Она надеялась, что Смити прав. Этим он тоже напоминал ей отца: всегда настаивал, что время на их стороне. За минувшим днем всегда наступает новый, и в расследовании всегда открывается что-то новое. Сара остро ощущала, что их время в Дертоне истекает.
Мы
Декабрь 2001 года
У одного из нас отец любил за ужином читать газету – раскладывал ее на столе, подтыкая под край тарелки с мясом и овощами, и читал во время еды, периодически беря в руки и переворачивая страницы. (Хотя из книг и фильмов, которые мы читали и смотрели, нам было известно, что газеты обычно просматривают за завтраком.) В ту пятницу вечером за ужином отец рассказал, что в одном из соседних городов какой-то мужчина провалился в зернохранилище: оборвался страховочный трос. Подробности трагедии в статье не излагались; просто говорилось, что он утонул в зерне, которое обрушилось ему на голову огромными волнами. Отец объяснил, что зерно засосало беднягу, а рядом не оказалось никого, кто смог бы его вытащить. Этот человек был не из местных, не являлся отцом кого-либо из наших знакомых.
– Давление массы зерна, надо думать, было безмерно велико, – сказал отец, не отрывая глаз от газеты.
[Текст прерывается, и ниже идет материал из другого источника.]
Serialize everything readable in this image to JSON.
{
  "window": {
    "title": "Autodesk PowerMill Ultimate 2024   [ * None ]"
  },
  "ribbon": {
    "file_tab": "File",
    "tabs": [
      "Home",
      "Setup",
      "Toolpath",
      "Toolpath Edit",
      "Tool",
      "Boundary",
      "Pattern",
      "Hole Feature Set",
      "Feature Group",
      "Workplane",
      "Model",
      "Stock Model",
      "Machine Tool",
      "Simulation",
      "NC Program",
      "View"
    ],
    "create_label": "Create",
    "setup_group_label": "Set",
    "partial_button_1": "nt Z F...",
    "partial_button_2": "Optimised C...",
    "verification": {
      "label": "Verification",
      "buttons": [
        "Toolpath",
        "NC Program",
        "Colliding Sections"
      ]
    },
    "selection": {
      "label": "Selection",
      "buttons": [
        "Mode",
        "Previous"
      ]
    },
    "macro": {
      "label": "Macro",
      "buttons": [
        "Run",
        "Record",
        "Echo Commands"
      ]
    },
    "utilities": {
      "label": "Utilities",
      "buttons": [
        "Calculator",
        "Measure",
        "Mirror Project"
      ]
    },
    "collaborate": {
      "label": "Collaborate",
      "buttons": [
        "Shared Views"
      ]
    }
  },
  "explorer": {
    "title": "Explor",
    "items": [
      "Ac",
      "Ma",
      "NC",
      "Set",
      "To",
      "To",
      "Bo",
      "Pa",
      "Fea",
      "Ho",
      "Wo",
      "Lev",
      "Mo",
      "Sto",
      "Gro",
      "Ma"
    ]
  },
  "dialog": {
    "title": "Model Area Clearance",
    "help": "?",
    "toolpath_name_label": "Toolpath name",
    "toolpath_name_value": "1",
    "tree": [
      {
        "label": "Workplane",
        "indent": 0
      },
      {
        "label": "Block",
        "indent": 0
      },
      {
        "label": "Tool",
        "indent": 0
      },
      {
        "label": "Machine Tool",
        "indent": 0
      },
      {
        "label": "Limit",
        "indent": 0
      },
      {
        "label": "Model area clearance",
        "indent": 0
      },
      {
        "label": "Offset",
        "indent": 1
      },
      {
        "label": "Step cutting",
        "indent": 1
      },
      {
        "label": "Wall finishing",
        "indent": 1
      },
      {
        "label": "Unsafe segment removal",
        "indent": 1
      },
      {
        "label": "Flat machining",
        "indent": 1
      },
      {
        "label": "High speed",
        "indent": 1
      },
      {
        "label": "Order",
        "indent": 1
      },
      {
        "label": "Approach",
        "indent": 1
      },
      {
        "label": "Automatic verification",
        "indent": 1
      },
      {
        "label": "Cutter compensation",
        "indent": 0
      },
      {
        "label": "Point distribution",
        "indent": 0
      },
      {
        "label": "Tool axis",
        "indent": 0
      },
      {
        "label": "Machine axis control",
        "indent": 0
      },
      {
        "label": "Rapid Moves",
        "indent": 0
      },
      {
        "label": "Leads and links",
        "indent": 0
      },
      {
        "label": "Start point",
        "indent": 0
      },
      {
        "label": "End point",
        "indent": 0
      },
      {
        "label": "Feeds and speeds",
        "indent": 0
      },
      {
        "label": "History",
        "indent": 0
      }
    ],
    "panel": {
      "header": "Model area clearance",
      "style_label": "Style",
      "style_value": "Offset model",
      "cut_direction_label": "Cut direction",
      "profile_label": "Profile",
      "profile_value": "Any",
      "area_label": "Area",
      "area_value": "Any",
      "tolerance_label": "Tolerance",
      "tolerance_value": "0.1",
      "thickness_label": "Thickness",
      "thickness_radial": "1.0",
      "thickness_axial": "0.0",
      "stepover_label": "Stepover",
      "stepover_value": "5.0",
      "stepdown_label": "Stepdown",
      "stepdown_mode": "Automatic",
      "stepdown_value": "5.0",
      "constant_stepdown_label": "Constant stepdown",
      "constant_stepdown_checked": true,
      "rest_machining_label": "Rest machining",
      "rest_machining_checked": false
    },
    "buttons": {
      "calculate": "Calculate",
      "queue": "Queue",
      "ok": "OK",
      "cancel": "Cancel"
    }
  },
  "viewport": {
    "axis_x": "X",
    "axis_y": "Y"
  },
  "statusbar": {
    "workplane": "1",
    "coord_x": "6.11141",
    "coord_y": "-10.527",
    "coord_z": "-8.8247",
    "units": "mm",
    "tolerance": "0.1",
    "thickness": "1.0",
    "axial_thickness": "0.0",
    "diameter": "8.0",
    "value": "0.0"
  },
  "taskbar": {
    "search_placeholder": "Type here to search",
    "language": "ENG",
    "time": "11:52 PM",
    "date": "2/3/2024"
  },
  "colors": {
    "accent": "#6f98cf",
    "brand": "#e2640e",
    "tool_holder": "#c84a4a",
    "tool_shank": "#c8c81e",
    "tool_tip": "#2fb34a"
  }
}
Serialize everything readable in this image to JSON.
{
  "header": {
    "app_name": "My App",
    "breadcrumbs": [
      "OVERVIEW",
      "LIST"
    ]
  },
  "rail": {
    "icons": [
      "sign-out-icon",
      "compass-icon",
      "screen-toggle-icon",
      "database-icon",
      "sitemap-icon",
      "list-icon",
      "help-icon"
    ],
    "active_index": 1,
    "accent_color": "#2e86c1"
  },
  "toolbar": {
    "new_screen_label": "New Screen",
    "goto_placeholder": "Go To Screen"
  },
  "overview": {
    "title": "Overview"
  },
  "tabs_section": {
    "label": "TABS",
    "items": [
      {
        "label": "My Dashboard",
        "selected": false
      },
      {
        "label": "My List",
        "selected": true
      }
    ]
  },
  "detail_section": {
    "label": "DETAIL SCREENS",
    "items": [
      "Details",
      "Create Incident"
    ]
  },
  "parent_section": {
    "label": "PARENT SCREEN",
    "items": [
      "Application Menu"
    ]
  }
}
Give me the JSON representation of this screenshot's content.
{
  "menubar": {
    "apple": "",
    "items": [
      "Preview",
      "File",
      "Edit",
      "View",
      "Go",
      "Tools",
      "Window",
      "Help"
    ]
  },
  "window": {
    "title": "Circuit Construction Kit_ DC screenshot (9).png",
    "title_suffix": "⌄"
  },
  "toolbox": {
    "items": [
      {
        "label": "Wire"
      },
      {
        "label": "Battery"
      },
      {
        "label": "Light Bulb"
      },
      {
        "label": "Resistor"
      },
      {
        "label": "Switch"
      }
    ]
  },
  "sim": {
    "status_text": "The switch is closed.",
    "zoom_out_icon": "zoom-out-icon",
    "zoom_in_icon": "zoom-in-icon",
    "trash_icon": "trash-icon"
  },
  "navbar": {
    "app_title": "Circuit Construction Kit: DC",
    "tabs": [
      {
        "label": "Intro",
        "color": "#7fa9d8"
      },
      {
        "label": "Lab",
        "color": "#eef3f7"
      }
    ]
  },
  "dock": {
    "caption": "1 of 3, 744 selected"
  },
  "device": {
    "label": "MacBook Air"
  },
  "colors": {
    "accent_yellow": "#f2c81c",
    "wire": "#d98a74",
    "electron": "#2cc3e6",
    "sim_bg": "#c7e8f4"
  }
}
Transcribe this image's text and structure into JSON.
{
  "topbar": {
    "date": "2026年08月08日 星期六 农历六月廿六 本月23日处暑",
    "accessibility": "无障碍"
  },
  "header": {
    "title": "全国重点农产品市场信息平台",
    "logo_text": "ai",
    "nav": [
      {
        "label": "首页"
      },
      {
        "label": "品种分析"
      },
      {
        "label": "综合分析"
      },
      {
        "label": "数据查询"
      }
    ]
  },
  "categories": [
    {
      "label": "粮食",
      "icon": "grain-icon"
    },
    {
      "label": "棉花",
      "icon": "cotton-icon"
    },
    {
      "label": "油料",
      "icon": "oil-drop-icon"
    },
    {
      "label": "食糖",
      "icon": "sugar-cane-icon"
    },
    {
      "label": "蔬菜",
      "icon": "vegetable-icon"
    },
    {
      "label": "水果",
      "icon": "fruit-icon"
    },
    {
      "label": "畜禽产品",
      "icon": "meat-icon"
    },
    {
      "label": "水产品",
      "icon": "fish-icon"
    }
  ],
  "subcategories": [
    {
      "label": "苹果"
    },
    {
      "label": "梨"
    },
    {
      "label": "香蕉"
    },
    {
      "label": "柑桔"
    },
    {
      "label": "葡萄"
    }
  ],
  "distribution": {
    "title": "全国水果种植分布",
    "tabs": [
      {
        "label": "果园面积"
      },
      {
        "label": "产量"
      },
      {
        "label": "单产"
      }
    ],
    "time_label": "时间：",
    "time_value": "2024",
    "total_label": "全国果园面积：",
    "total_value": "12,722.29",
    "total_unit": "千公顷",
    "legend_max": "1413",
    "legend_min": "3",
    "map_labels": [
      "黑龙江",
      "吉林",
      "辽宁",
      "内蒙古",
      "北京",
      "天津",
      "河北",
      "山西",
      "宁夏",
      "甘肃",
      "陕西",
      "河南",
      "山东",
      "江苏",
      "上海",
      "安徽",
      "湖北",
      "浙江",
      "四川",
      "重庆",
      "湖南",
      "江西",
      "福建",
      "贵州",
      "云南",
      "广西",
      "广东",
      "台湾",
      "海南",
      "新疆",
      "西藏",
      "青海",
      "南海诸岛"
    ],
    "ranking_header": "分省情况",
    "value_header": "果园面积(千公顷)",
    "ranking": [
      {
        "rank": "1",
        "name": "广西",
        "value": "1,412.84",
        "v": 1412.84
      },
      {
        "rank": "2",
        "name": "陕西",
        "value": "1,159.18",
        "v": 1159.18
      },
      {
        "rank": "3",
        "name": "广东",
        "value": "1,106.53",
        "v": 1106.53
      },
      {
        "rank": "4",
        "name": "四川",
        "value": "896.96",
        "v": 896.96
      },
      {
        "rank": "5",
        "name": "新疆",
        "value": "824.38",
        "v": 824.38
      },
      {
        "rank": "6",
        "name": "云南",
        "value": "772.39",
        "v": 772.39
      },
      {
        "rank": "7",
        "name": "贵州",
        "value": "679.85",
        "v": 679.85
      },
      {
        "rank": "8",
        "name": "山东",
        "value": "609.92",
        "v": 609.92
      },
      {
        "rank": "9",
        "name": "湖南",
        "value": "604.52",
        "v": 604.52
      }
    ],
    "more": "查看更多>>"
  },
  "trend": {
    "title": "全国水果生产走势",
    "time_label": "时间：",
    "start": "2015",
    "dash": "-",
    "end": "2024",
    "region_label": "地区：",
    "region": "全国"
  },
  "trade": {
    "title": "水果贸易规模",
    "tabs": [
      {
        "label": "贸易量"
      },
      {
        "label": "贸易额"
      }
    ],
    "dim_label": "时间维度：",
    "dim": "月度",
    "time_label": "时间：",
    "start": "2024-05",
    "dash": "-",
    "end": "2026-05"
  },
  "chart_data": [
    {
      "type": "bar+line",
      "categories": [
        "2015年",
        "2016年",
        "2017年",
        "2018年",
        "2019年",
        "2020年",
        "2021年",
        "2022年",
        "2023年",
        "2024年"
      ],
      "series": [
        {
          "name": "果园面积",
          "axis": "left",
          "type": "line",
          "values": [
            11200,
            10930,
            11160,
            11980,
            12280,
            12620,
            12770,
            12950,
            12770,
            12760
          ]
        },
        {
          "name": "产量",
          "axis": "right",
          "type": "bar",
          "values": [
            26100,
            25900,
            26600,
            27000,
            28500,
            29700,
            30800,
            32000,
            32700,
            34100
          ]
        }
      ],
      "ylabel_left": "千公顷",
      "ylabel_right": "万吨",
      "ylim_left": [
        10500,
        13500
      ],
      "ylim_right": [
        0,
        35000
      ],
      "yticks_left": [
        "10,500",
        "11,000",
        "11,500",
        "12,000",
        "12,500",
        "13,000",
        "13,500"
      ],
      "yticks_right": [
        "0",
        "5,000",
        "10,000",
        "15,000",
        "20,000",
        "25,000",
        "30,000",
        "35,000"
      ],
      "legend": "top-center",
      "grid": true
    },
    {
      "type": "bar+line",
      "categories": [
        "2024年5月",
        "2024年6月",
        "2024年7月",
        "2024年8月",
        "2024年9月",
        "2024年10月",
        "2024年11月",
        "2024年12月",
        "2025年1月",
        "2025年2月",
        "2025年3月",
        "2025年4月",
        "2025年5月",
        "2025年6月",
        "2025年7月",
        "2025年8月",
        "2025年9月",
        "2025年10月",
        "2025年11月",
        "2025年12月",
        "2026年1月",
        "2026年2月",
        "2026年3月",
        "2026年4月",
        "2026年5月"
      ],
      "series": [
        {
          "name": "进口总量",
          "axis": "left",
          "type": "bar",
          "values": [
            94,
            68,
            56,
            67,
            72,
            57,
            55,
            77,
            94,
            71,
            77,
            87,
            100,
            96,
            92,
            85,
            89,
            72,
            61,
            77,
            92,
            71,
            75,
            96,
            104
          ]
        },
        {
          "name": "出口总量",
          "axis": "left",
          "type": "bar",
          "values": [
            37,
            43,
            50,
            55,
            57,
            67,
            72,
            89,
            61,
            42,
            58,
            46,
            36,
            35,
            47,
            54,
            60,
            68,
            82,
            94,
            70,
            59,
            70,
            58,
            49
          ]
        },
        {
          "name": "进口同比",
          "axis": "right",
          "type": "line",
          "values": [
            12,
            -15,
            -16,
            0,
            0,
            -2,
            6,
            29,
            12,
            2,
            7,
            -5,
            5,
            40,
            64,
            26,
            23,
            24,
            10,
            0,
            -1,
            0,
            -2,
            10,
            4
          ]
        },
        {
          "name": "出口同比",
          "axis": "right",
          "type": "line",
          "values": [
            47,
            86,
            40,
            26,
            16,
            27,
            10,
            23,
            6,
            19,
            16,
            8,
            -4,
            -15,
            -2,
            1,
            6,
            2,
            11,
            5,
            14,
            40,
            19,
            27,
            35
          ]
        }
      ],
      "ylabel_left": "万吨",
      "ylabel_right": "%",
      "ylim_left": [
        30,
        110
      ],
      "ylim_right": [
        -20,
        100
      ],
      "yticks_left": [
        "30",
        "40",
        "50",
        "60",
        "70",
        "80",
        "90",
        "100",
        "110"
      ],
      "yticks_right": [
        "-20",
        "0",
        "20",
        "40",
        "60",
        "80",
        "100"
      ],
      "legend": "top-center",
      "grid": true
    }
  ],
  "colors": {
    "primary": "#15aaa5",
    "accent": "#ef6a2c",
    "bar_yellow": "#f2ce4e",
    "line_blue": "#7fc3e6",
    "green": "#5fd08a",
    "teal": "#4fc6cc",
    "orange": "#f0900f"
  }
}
Когда читаешь утром о каком-то несчастном случае, кажется, что еще возможно что-то исправить, предотвратить. Но к вечеру уже возникает ощущение, что изменить ничего нельзя. Оставалось только есть десерт – натуральный йогурт с бананом или, если мама ходила в магазин, карамельный пудинг в стаканчике, с которого надо снять фольгу, – и благодарить бога, что на сей раз беды и несчастья обошли стороной нас и наших близких.
А в воскресных газетах – вот это да! – упомянули наш город. Кто-то поговорил с кем-то из нас и узнал, что Дертон мы называем Грязным городом. И один из заголовков гласил: «Исчезновение в Грязном городе». Вот и мы прославились.
Правда, тогда мы все еще думали, что Эстер вернется домой. Прошло ведь всего два дня. Ее еще могли найти. Вероятно, обгоревшая на солнце, изнывая от голода и жажды, она плелась по одной из бесконечно длинных пыльных дорог за пределами нашего города.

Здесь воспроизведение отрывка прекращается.